It is a kind of her rejection.
The
last way is through idols. In general, adolescents seem to have an idol or more
appropriately a model. They want to be like adult so then they begin to search
model to be a pattern in which they want to be and how they should behave.
Models can be from their own parents, teachers, celebrities and another adults.
First,
Nancy’s model is her own mother. She is not close with her mother emotionally.
They often disagree in many things. Though she doesn’t like her mother in
certain ways, but she also learns some things from her mother.
“The older I get, the more of my
mother I see in myself. The more opposite my life and my thinking grow from
hers, the more of her I hear in my voice, see in my facial expression, feel in
the emotional reactions I have come to recognize as my own. It is almost as if
in extending myself, the circle closes in to completion. She was my first and
most lasting model. To say her image is not still a touchstone in my
life----and mine in hers----would be another lie. I am tired of lies. They have
stood in the way of my understanding myself all my life.” (My Mother/My Self,
1977: 45)
However
Nancy’s mother still influences Nancy’s self-image. She is Nancy’s first and
lasting model. In this case, Nancy doesn’t want the life her mother has. Although
Nancy tries to have an opposite live from her mother, however her mother seems
to shadow her in her paths. She brings her mother into being a model in how
behave, think, and run the life.
Besides
her mother, Nancy also has another model. She is her aunt, Kate. In
adolescent’s view, Nancy doesn’t find a perfect model in her mother. Even she
find it in Kate.
“Aunt
Kate was the only woman, after my nurse Anna, whose embraces I welcomed, whose
breast I allowed myself to lie on. I knew her perfume and the smell of her skin
and when the world threatened to be too much in those years, her voice, her
presence, the mere idea of her was something to hold on to. “You’re just going
through adolescence,” she said to me once, and because she had a name for it, I
believed it would end. She was the way I wanted to be when I grew up.”(My
Mother/My Self, 1977:224-225)
It can be seen that Nancy is very close
with Kate emotionally even the closeness is more than with her own mother. With
Kate, she feels comfortable and secure even when she feels that the world
presses on her. The adolescence is sometimes felt difficult and strange. And
Kate can be wise facing Nancy. It causes Nancy admiring her and she wants to be
like her later.
b.
The Influences of
Nancy’s Mother in Her Search for Identity
Before
elaborating the influences of Nancy’s mother in her search for identity, the
writer intends to state the relationship between them.. It relates to how
Nancy’s mother influences Nancy in general way. Then consider below statement:
“Sometimes I try to
imagine a little scene that could have helped us both. In her kind, warm, shy,
and self-deprecating way, mother calls me into the bedroom where she sleeps
alone. She is no more than twenty-five . I am perhaps six. Putting her hands
(which her father told her always to keep hidden because they were “large and
unattractive”) on my shoulder, she looks me right through my steel-rimmed
spectacles: “Nancy, you know I’m not really good at this mothering business,”

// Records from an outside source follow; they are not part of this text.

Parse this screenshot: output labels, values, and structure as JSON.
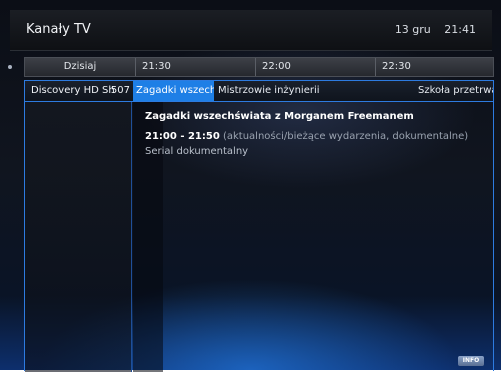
{
  "header": {
    "title": "Kanały TV",
    "date": "13 gru",
    "time": "21:41"
  },
  "timeline": {
    "day": "Dzisiaj",
    "slots": [
      "21:30",
      "22:00",
      "22:30"
    ]
  },
  "channel": {
    "name": "Discovery HD Sh",
    "number": "507",
    "programs": [
      {
        "title": "Zagadki wszechś",
        "selected": true
      },
      {
        "title": "Mistrzowie inżynierii",
        "selected": false
      },
      {
        "title": "Szkoła przetrwan",
        "selected": false
      }
    ]
  },
  "details": {
    "title": "Zagadki wszechświata z Morganem Freemanem",
    "time_range": "21:00 - 21:50",
    "genre": "(aktualności/bieżące wydarzenia, dokumentalne)",
    "description": "Serial dokumentalny"
  },
  "buttons": {
    "info_label": "INFO"
  },
  "colors": {
    "accent": "#1e7fe6",
    "border": "#2d7be0"
  }
}
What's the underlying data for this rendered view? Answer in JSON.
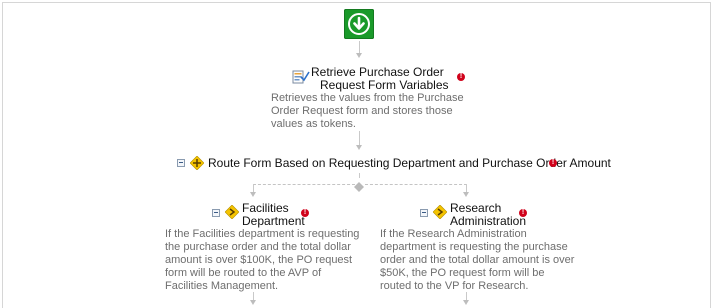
{
  "workflow": {
    "start": {
      "icon": "download-arrow-icon"
    },
    "retrieve_step": {
      "title_line1": "Retrieve Purchase Order",
      "title_line2": "Request Form Variables",
      "desc_line1": "Retrieves the values from the Purchase",
      "desc_line2": "Order Request form and stores those",
      "desc_line3": "values as tokens.",
      "error_icon": "error-icon",
      "step_icon": "form-variables-icon"
    },
    "route_step": {
      "title": "Route Form Based on Requesting Department and Purchase Order Amount",
      "error_icon": "error-icon",
      "step_icon": "route-icon"
    },
    "branches": [
      {
        "title_line1": "Facilities",
        "title_line2": "Department",
        "desc_line1": "If the Facilities department is requesting",
        "desc_line2": "the purchase order and the total dollar",
        "desc_line3": "amount is over $100K, the PO request",
        "desc_line4": "form will be routed to the AVP of",
        "desc_line5": "Facilities Management."
      },
      {
        "title_line1": "Research",
        "title_line2": "Administration",
        "desc_line1": "If the Research Administration",
        "desc_line2": "department is requesting the purchase",
        "desc_line3": "order and the total dollar amount is over",
        "desc_line4": "$50K, the PO request form will be",
        "desc_line5": "routed to the VP for Research."
      }
    ],
    "colors": {
      "start": "#1a9a2a",
      "error": "#d0021b",
      "route_icon": "#f5c400",
      "connector": "#c9c9c9"
    }
  }
}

she says. “You’re a lovely child, the fault is not with you. But motherhood
doesn’t come easily to me. So when I don’t seem like other people’s mothers,
try to understand that it isn’t because I don’t love you, I do. But I’m
confused myself. There are some things I know about. I’ll teach them to you.
The other stuff---sex and all that---well, I just can’t discuss them with you
because I’m not sure where they fit into my own life. We’ll try to find other
people, other women who can talk to you and fill the gaps. You can’t expect me
to be all the mother you need. I feel closer to your age in some ways than I do
my mother’s. I don’t feel the serene, divine, earth-mother certainty you’re
supposed to that she felt. I am unsure how to raise you. But you are
intelligent and so am I. Your aunt love you, your teacher already fell the need
in you. With their help, with what I can give, we’ll see that you get the whole
mother package---all the love in the world. It’s just that you can’t expect to
get it all from me.
A
scene that could never have taken place.” (My Mother/My Self, 1977:19-20)

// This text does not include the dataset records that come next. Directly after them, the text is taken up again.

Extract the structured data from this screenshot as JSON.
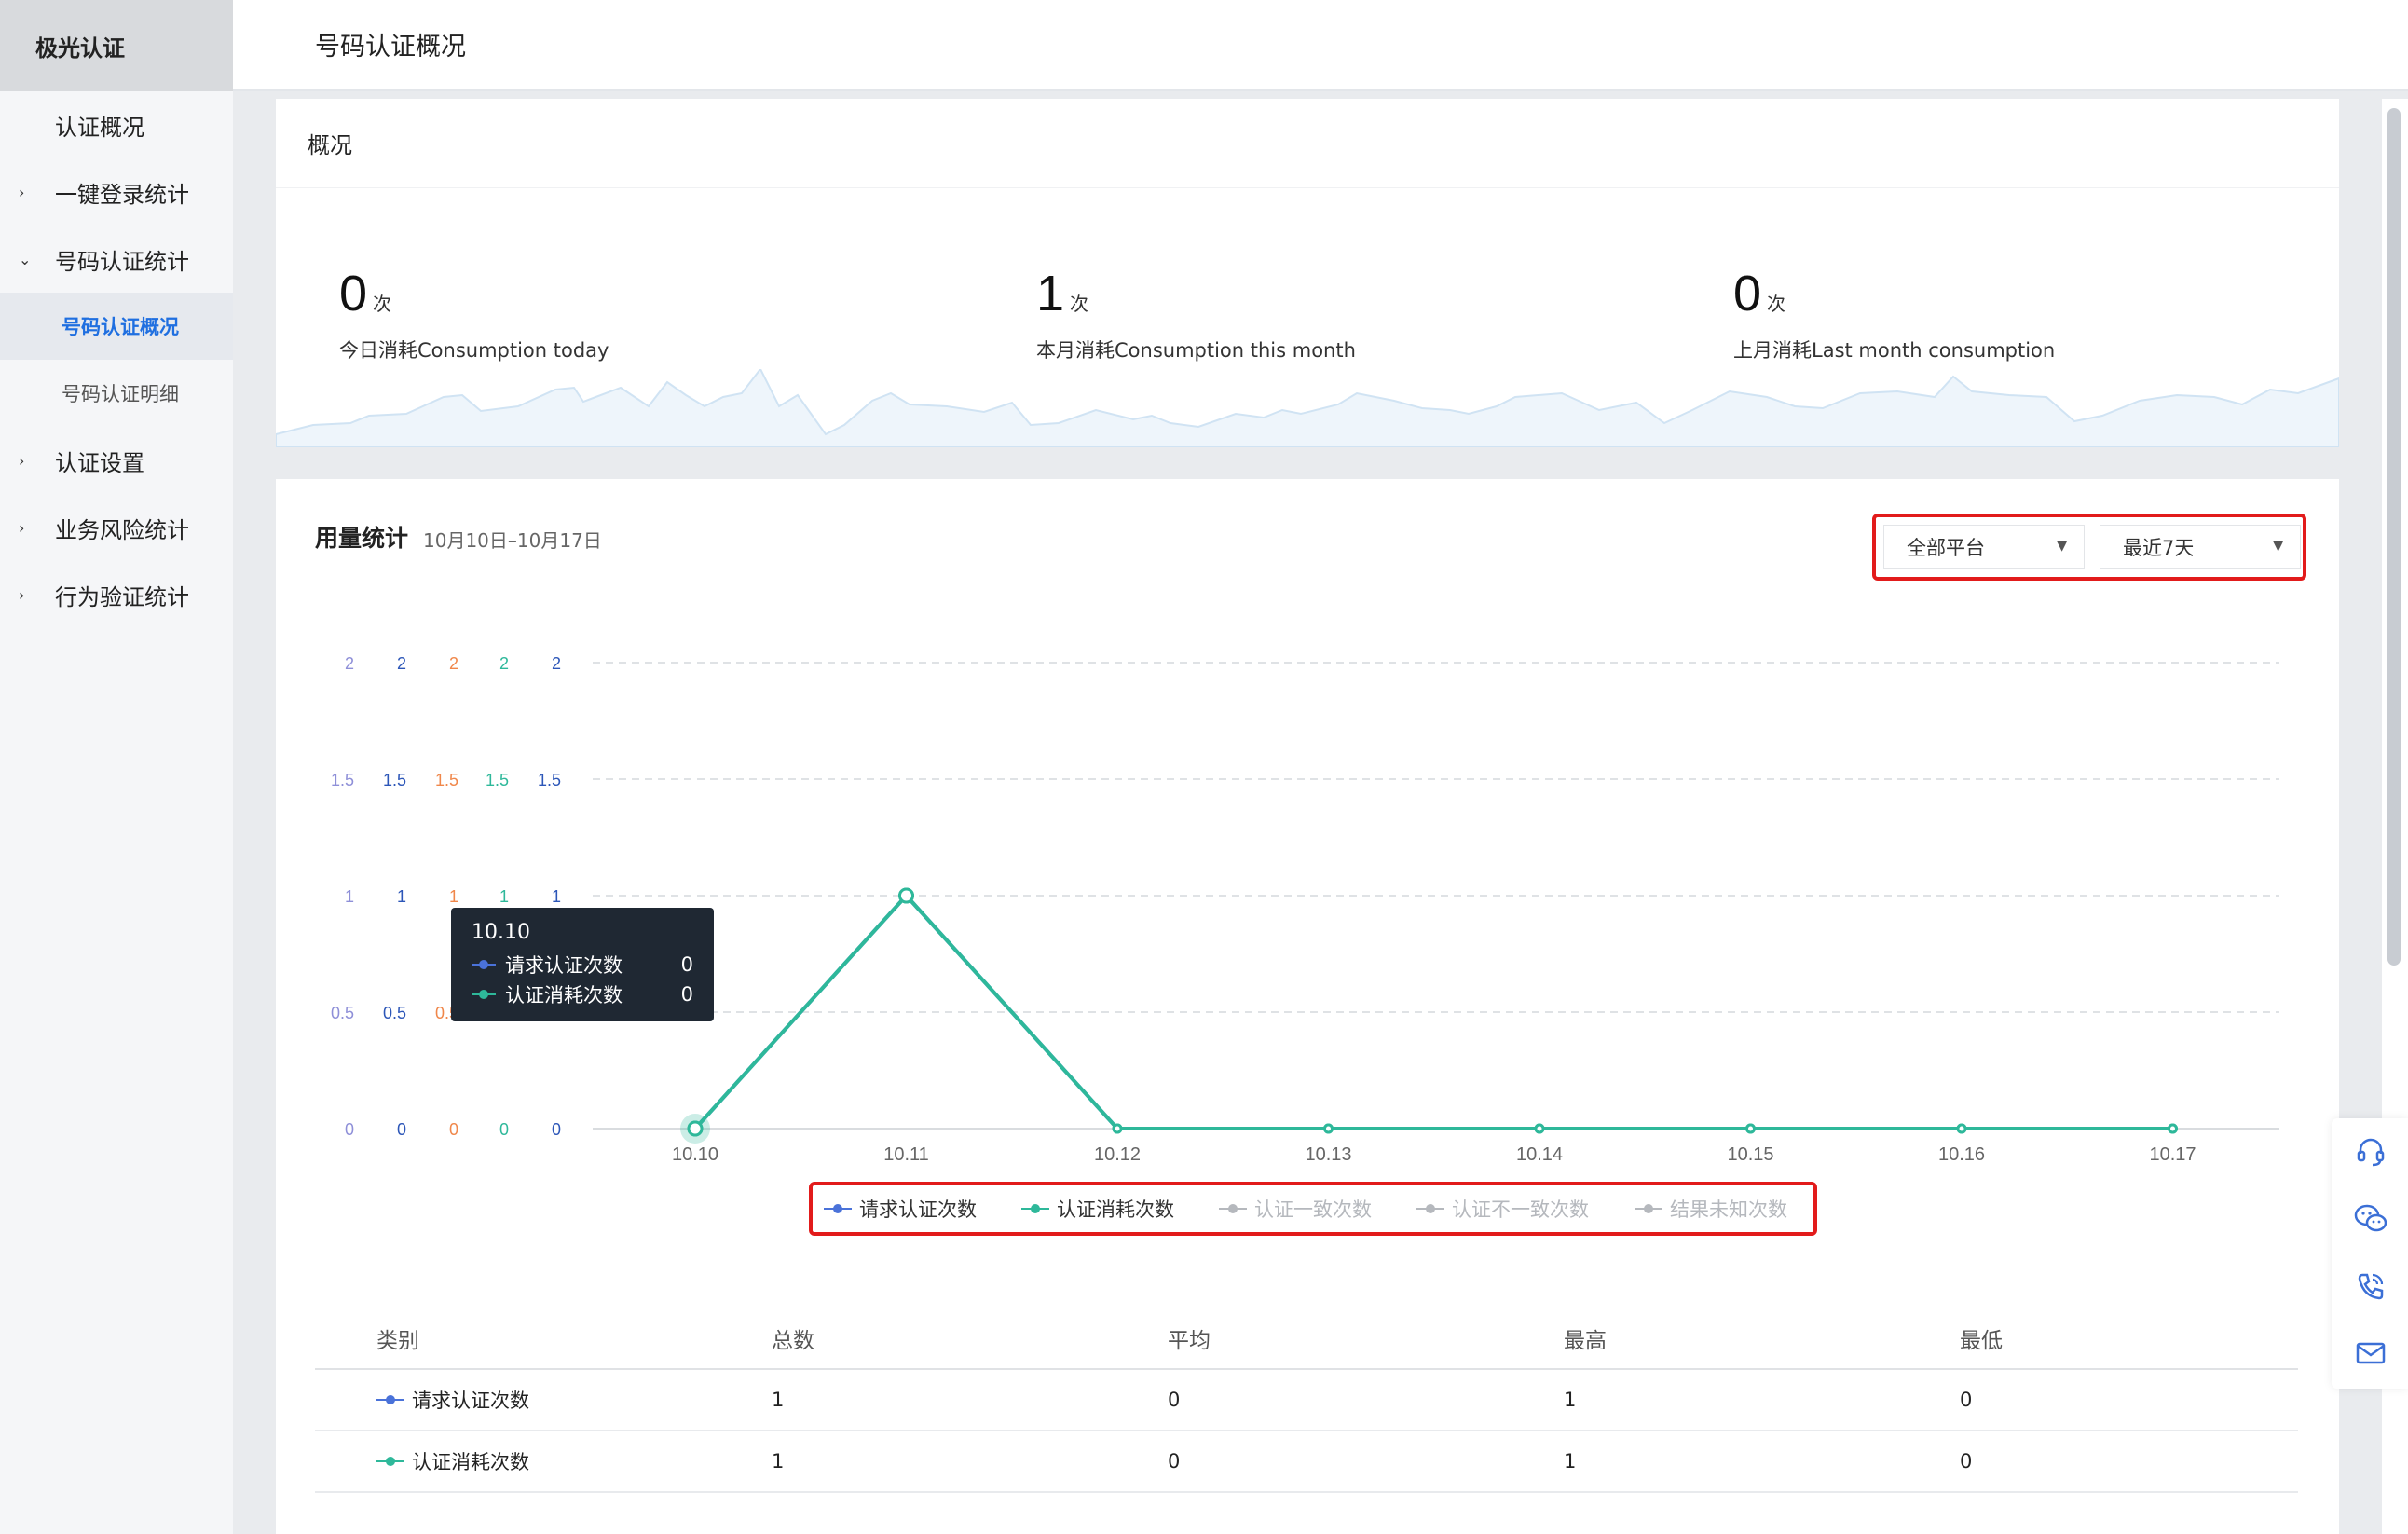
{
  "brand": "极光认证",
  "header": {
    "title": "号码认证概况"
  },
  "sidebar": {
    "items": [
      {
        "label": "认证概况",
        "arrow": ""
      },
      {
        "label": "一键登录统计",
        "arrow": "›"
      },
      {
        "label": "号码认证统计",
        "arrow": "⌄"
      },
      {
        "label": "号码认证概况",
        "arrow": ""
      },
      {
        "label": "号码认证明细",
        "arrow": ""
      },
      {
        "label": "认证设置",
        "arrow": "›"
      },
      {
        "label": "业务风险统计",
        "arrow": "›"
      },
      {
        "label": "行为验证统计",
        "arrow": "›"
      }
    ]
  },
  "overview": {
    "title": "概况",
    "stats": [
      {
        "value": "0",
        "unit": "次",
        "label": "今日消耗Consumption today"
      },
      {
        "value": "1",
        "unit": "次",
        "label": "本月消耗Consumption this month"
      },
      {
        "value": "0",
        "unit": "次",
        "label": "上月消耗Last month consumption"
      }
    ]
  },
  "usage": {
    "title": "用量统计",
    "date_range": "10月10日–10月17日",
    "platform_select": "全部平台",
    "period_select": "最近7天"
  },
  "colors": {
    "request": "#4a72d9",
    "consume": "#2eb89a",
    "orange": "#f0874a",
    "purple": "#8e8fd8",
    "disabled": "#b5b8bd"
  },
  "chart_data": {
    "type": "line",
    "categories": [
      "10.10",
      "10.11",
      "10.12",
      "10.13",
      "10.14",
      "10.15",
      "10.16",
      "10.17"
    ],
    "ylim": [
      0,
      2
    ],
    "y_ticks": [
      "0",
      "0.5",
      "1",
      "1.5",
      "2"
    ],
    "series": [
      {
        "name": "请求认证次数",
        "values": [
          0,
          1,
          0,
          0,
          0,
          0,
          0,
          0
        ],
        "active": true
      },
      {
        "name": "认证消耗次数",
        "values": [
          0,
          1,
          0,
          0,
          0,
          0,
          0,
          0
        ],
        "active": true
      },
      {
        "name": "认证一致次数",
        "values": [],
        "active": false
      },
      {
        "name": "认证不一致次数",
        "values": [],
        "active": false
      },
      {
        "name": "结果未知次数",
        "values": [],
        "active": false
      }
    ],
    "grid": true,
    "legend": "bottom"
  },
  "tooltip": {
    "title": "10.10",
    "rows": [
      {
        "label": "请求认证次数",
        "value": "0"
      },
      {
        "label": "认证消耗次数",
        "value": "0"
      }
    ]
  },
  "table": {
    "headers": [
      "类别",
      "总数",
      "平均",
      "最高",
      "最低"
    ],
    "rows": [
      {
        "category": "请求认证次数",
        "total": "1",
        "avg": "0",
        "max": "1",
        "min": "0"
      },
      {
        "category": "认证消耗次数",
        "total": "1",
        "avg": "0",
        "max": "1",
        "min": "0"
      }
    ]
  },
  "float_panel": {
    "icons": [
      "headset-icon",
      "wechat-icon",
      "phone-icon",
      "mail-icon"
    ]
  }
}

Nancy’s mother is of course kind person
however she is. She is warm and self-deprecating. She is also shy for she has
what her father said as “large and unattractive” hands. It makes her feels
inferior. Her mother is still confused herself. She also doesn’t know how to
raise Nancy. Her life is full of uncertainty and anxieties. She realizes that
she will not be able to be good mother and it really influences their life. But however she loves Nancy and so does Nancy.
“There is real love between most mothers and
daughters. There is real love between my mother and me, but it is not that kind
of love she always led me to believe she felt, which society told me she felt,
and about which I have always been angry and guilty. Angry because I never felt
it, guilty because I thought the fault lay in me. If I were a better daughter I
would be able to take in this nourishing love she had always told me as there.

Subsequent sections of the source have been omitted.